Александр Староверов поднялся, напомнил, что еще пять лет назад Тоня была такелажницей четвертого разряда… Тоня махнула в его сторону рукой. «Пусть они подавятся моим разрядом!» — говорил ее жест.
Разгневанный голос Александра тонул в возгласах стариков-каменщиков:
— Бесчиние, Пров Лексеич!
— Не мытьем девку — так катаньем..»
Огнежка вопросительно посмотрела на Чумакова — тот стучал указательным пальцем с желто- черным пришибленным ногтем.
Огнежка сказала, зардевшись и глядя в окно:
— Насчет Тони, наверное, и в самом деле не так. Дадим ей на этой же неделе урок. Как справится.
Она отложила в сторону листок. Взяла со стола следующий.
Раздевалка утихла. Слышалось тяжелое дыхание взапревших людей, чей-то шепот: — Жарища — спасу нет!
— Сейчас Чумаков тебя охолонит…
— «Каменщик Гуща, — утомленно продолжала Огнежка. — Разряд седьмой… Комиссия решила установить, шестой».
Яростный, с присвистом, голос Гущи вскипел где-то:
— С-спасибочка! В прошлый раз эта же комиссия постановила седьмой, месяц прошел — здрасте пожалте, шестой…

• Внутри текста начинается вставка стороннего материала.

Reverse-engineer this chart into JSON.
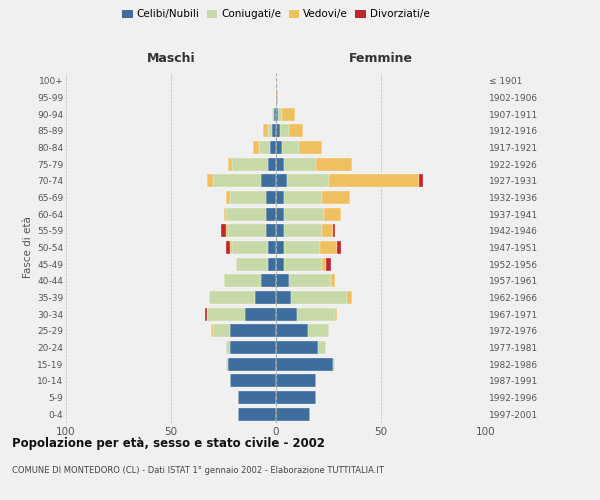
{
  "age_groups": [
    "0-4",
    "5-9",
    "10-14",
    "15-19",
    "20-24",
    "25-29",
    "30-34",
    "35-39",
    "40-44",
    "45-49",
    "50-54",
    "55-59",
    "60-64",
    "65-69",
    "70-74",
    "75-79",
    "80-84",
    "85-89",
    "90-94",
    "95-99",
    "100+"
  ],
  "birth_years": [
    "1997-2001",
    "1992-1996",
    "1987-1991",
    "1982-1986",
    "1977-1981",
    "1972-1976",
    "1967-1971",
    "1962-1966",
    "1957-1961",
    "1952-1956",
    "1947-1951",
    "1942-1946",
    "1937-1941",
    "1932-1936",
    "1927-1931",
    "1922-1926",
    "1917-1921",
    "1912-1916",
    "1907-1911",
    "1902-1906",
    "≤ 1901"
  ],
  "colors": {
    "celibe": "#3d6e9e",
    "coniugato": "#c8d9a8",
    "vedovo": "#f0c060",
    "divorziato": "#c0272d"
  },
  "maschi": {
    "celibe": [
      18,
      18,
      22,
      23,
      22,
      22,
      15,
      10,
      7,
      4,
      4,
      5,
      5,
      5,
      7,
      4,
      3,
      2,
      1,
      0,
      0
    ],
    "coniugato": [
      0,
      0,
      0,
      1,
      2,
      8,
      18,
      22,
      18,
      15,
      17,
      18,
      19,
      17,
      23,
      17,
      5,
      2,
      1,
      0,
      0
    ],
    "vedovo": [
      0,
      0,
      0,
      0,
      0,
      1,
      0,
      0,
      0,
      0,
      1,
      1,
      1,
      2,
      3,
      2,
      3,
      2,
      0,
      0,
      0
    ],
    "divorziato": [
      0,
      0,
      0,
      0,
      0,
      0,
      1,
      0,
      0,
      0,
      2,
      2,
      0,
      0,
      0,
      0,
      0,
      0,
      0,
      0,
      0
    ]
  },
  "femmine": {
    "celibe": [
      16,
      19,
      19,
      27,
      20,
      15,
      10,
      7,
      6,
      4,
      4,
      4,
      4,
      4,
      5,
      4,
      3,
      2,
      1,
      0,
      0
    ],
    "coniugato": [
      0,
      0,
      0,
      1,
      4,
      10,
      18,
      27,
      20,
      18,
      17,
      18,
      19,
      18,
      20,
      15,
      8,
      4,
      2,
      0,
      0
    ],
    "vedovo": [
      0,
      0,
      0,
      0,
      0,
      0,
      1,
      2,
      2,
      2,
      8,
      5,
      8,
      13,
      43,
      17,
      11,
      7,
      6,
      1,
      0
    ],
    "divorziato": [
      0,
      0,
      0,
      0,
      0,
      0,
      0,
      0,
      0,
      2,
      2,
      1,
      0,
      0,
      2,
      0,
      0,
      0,
      0,
      0,
      0
    ]
  },
  "title": "Popolazione per età, sesso e stato civile - 2002",
  "subtitle": "COMUNE DI MONTEDORO (CL) - Dati ISTAT 1° gennaio 2002 - Elaborazione TUTTITALIA.IT",
  "header_left": "Maschi",
  "header_right": "Femmine",
  "ylabel_left": "Fasce di età",
  "legend_labels": [
    "Celibi/Nubili",
    "Coniugati/e",
    "Vedovi/e",
    "Divorziati/e"
  ],
  "xlim": 100,
  "bg_color": "#f0f0f0"
}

Огнежка, в какой уж раз, растолковывала, что изменяется весь профиль работ. Упрощается труд. Кирпичной кладки седьмого разряда не будет. — Все это было правдой, но тем не менее в голосе Oгнежки чувствовались смущение и неловкость. Она, прораб без году неделя, вынуждена огорчать человека, клавшего стены домов четверть века.
Хитроватый, сметливый Гуща сразу почувствовал смущение в голосе Огнежки. Когда она попыталась успокоить его: «Обжалуйте Ермакову» — он вскипел негодованием:
— Как бы не так! Буду я каждый месяц проверяться, как чахоточный! И так в прошлый месяц насилу сдал, с двух заходов. Душу мытарили. — Видя, что Чумаков начал нервно перебирать перед собой руками, словно быстро копаясь в чем-то, Гуща воскликнул в ожесточении:
— Опостылел ты мне, Крот, до смерти. Расчет!